The main sources of demand today are clothing stores. They account for about 50% of the area in shopping centers. The level of free space in 2018 will be 10-15%. The expected increase in retail real estate will be about 75,000 sq. M. m. Currently, the average rental rate for commercial premises in the city is about $ 405 / sq. m. per year (including VAT and operating expenses).
In the zone of the first ring of the environment there are a large number of objects that compete both in the food sector and in the industrial goods sector.

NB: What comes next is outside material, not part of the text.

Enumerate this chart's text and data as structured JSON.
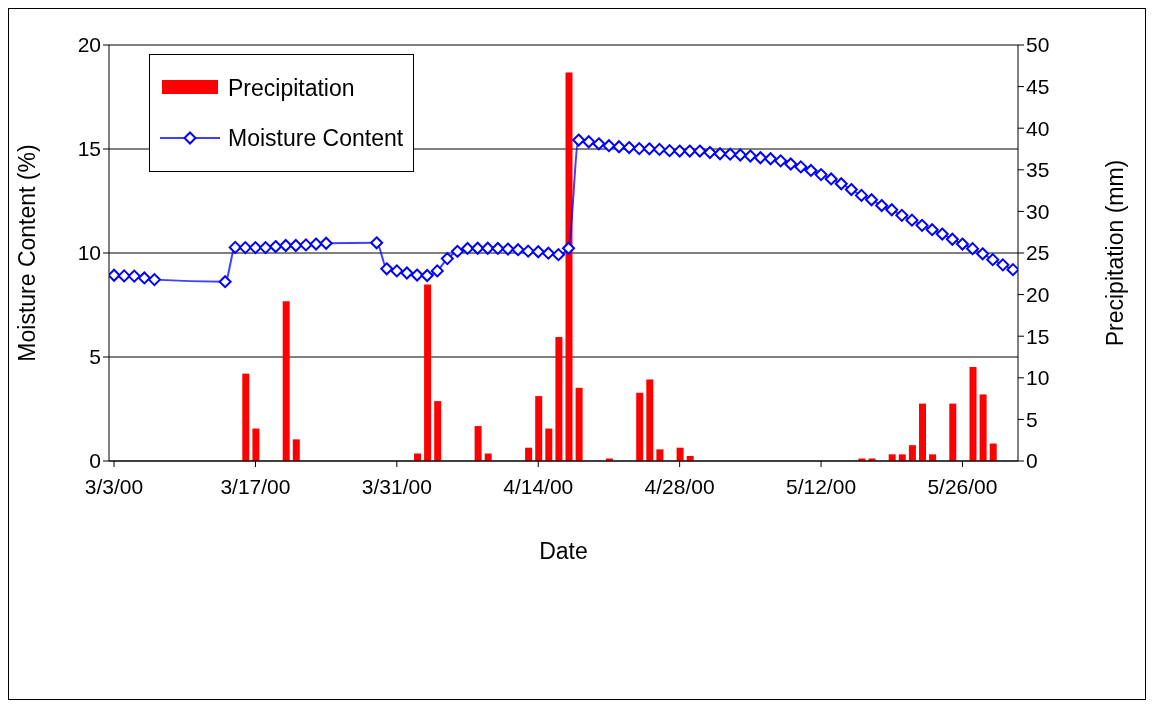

When calculating cash flows, the average rental rate, the availability of premises at the level of 5%, as well as all operating costs and loan payments were taken into account. The cash flow for the project turned out to be positive, but still not large enough.
The discount rate, which includes the average inflation rate, the risk generated by the project, and the average required return, was 30%.
Thus, the submitted project can be accepted for consideration, since the calculations show its profitability and effectiveness.